Earlier this week, I watched a news segment about the latest excommunication discussions occurring between LDS Church PR and local news organizations. It's been pretty overwhelming and crazy, guys, even for someone who knows what's going on from the inside. I'm sure it's been that way for you, too. But anyway, in this news segment, sitting at a small table with a 2News reporter, was Kate Kelly, Ordain Women founder and the center of what has snowballed into a PR crisis. For the past year, Kate Kelly has fascinated me, angered me, and bewildered me. I've wanted to know who she is and what makes her tick. I noticed that her mouth was drawn in a serious line beneath serious eyes that sat unblinkingly behind thick, transparent glasses, hair drawn back, body bent over, attentive. She was dressed in a cheery floral blouse, letters used as props scattered around the sleeve that rested on the table. Her face flashed between disciplinary letter montages, words like 'excommunication' scrolling across the screen. Then, in what may well be the saddest and most misled resignation I have ever seen, she said, "If I'm guilty of apostasy, any person who has ever had a question and asked that question out loud is guilty of apostasy."

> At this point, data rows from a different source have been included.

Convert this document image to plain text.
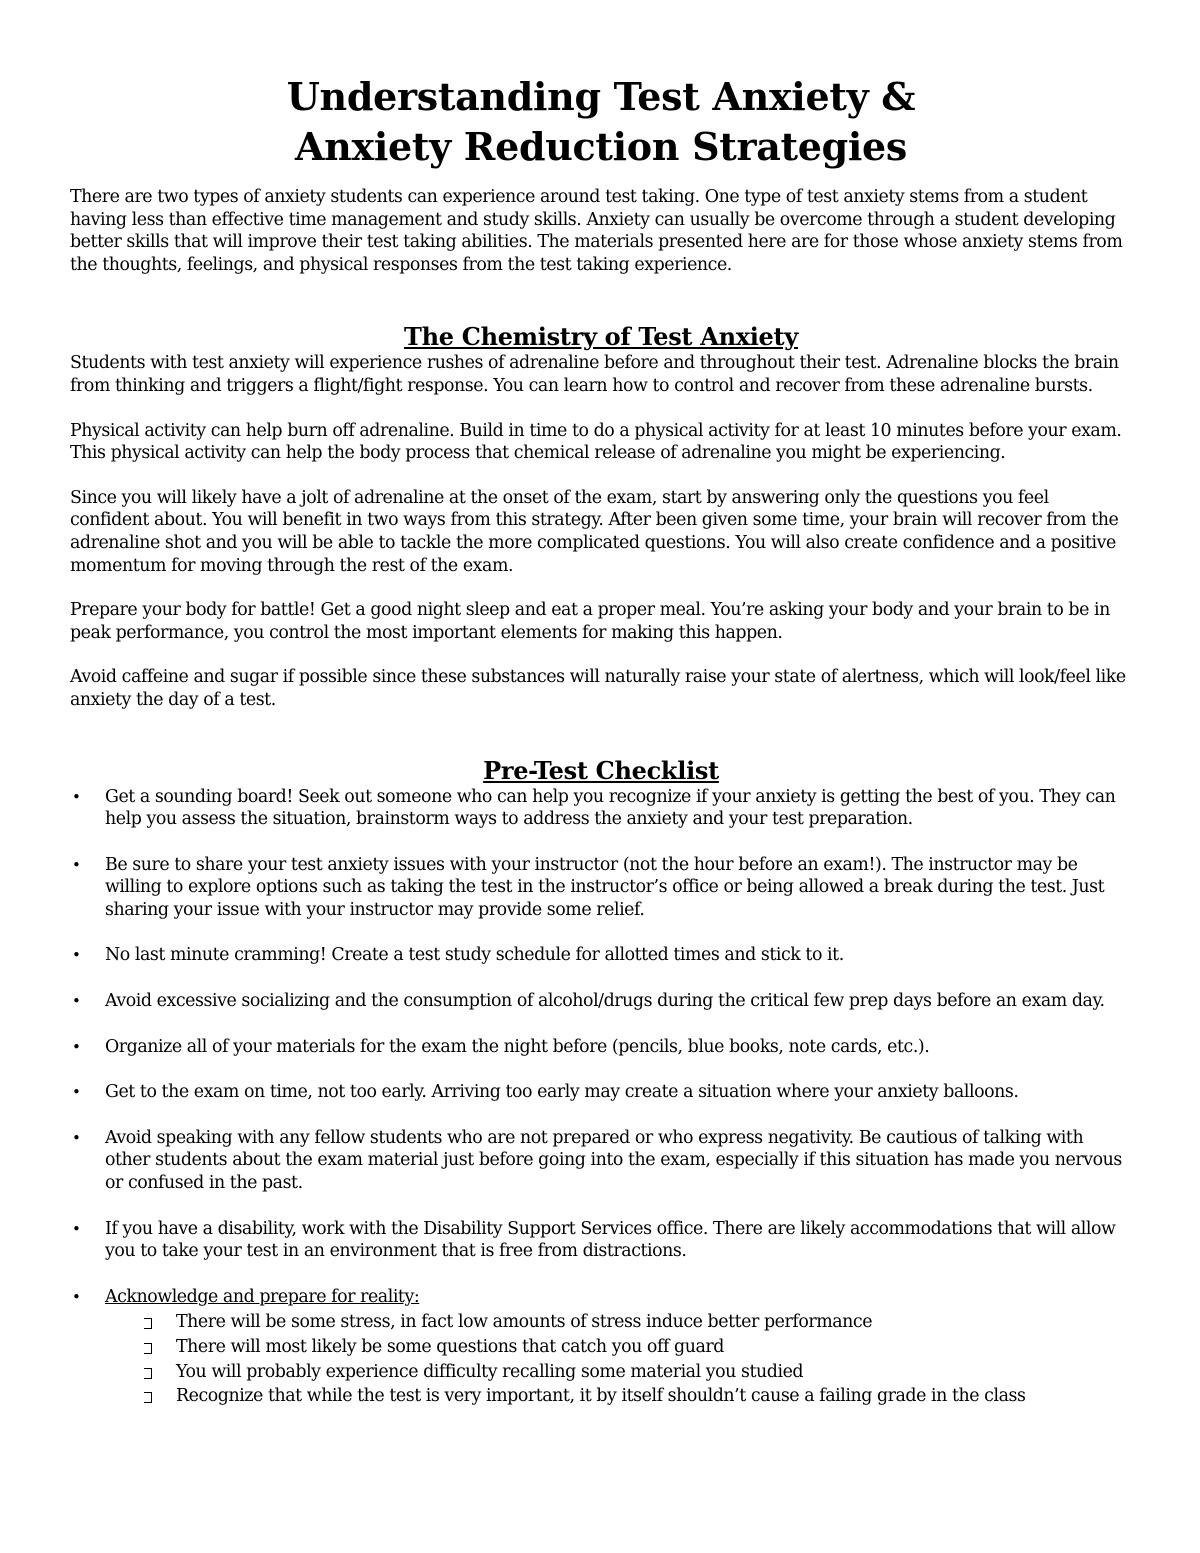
Understanding Test Anxiety &
Anxiety Reduction Strategies

There are two types of anxiety students can experience around test taking. One type of test anxiety stems from a student having less than effective time management and study skills. Anxiety can usually be overcome through a student developing better skills that will improve their test taking abilities. The materials presented here are for those whose anxiety stems from the thoughts, feelings, and physical responses from the test taking experience.

The Chemistry of Test Anxiety

Students with test anxiety will experience rushes of adrenaline before and throughout their test. Adrenaline blocks the brain from thinking and triggers a flight/fight response. You can learn how to control and recover from these adrenaline bursts.

Physical activity can help burn off adrenaline. Build in time to do a physical activity for at least 10 minutes before your exam. This physical activity can help the body process that chemical release of adrenaline you might be experiencing.

Since you will likely have a jolt of adrenaline at the onset of the exam, start by answering only the questions you feel confident about. You will benefit in two ways from this strategy. After been given some time, your brain will recover from the adrenaline shot and you will be able to tackle the more complicated questions. You will also create confidence and a positive momentum for moving through the rest of the exam.

Prepare your body for battle! Get a good night sleep and eat a proper meal. You’re asking your body and your brain to be in peak performance, you control the most important elements for making this happen.

Avoid caffeine and sugar if possible since these substances will naturally raise your state of alertness, which will look/feel like anxiety the day of a test.

Pre-Test Checklist
• Get a sounding board! Seek out someone who can help you recognize if your anxiety is getting the best of you. They can help you assess the situation, brainstorm ways to address the anxiety and your test preparation.
• Be sure to share your test anxiety issues with your instructor (not the hour before an exam!). The instructor may be willing to explore options such as taking the test in the instructor’s office or being allowed a break during the test. Just sharing your issue with your instructor may provide some relief.
• No last minute cramming! Create a test study schedule for allotted times and stick to it.
• Avoid excessive socializing and the consumption of alcohol/drugs during the critical few prep days before an exam day.
• Organize all of your materials for the exam the night before (pencils, blue books, note cards, etc.).
• Get to the exam on time, not too early. Arriving too early may create a situation where your anxiety balloons.
• Avoid speaking with any fellow students who are not prepared or who express negativity. Be cautious of talking with other students about the exam material just before going into the exam, especially if this situation has made you nervous or confused in the past.
• If you have a disability, work with the Disability Support Services office. There are likely accommodations that will allow you to take your test in an environment that is free from distractions.
• Acknowledge and prepare for reality:
There will be some stress, in fact low amounts of stress induce better performance
There will most likely be some questions that catch you off guard
You will probably experience difficulty recalling some material you studied
Recognize that while the test is very important, it by itself shouldn’t cause a failing grade in the class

I felt my jaw drop when I heard this.
That one line and the lie it propagates slapped the face of all of the assumptions and all of the doubts I've had to battle with for the past week. That one line has managed to weasel its way into discussions all over the Internet as if it is doctrine, when it is not. You've heard what people are saying -- if there's no room for Kate, there's no room for me; if Kate can't ask questions, then how can I; if they don't want Kate, then they can't want me; the church is just afraid of hard questions, etc. -- and the worst of the matter is that I see it hardening my friends and their testimonies. They feel like their questions are too hard, unwanted, and that, because they have these questions, they don't belong in the church. There is no room for them, essentially. It's been difficult and heartbreaking to hear so many friends express their doubts, cling to their doubts, and then use those doubts as weapons against my testimony and the testimonies of their friends. The hardest battle I have to fight anymore is the battle against my member friends, and it kills me.
Which is why I'm here to say, as kindly but as firmly as I can, that Kate Kelly is not being disciplined for asking questions, her statements are not correct, and don't you dare stop asking questions or leave the church because of the things she is claiming right now.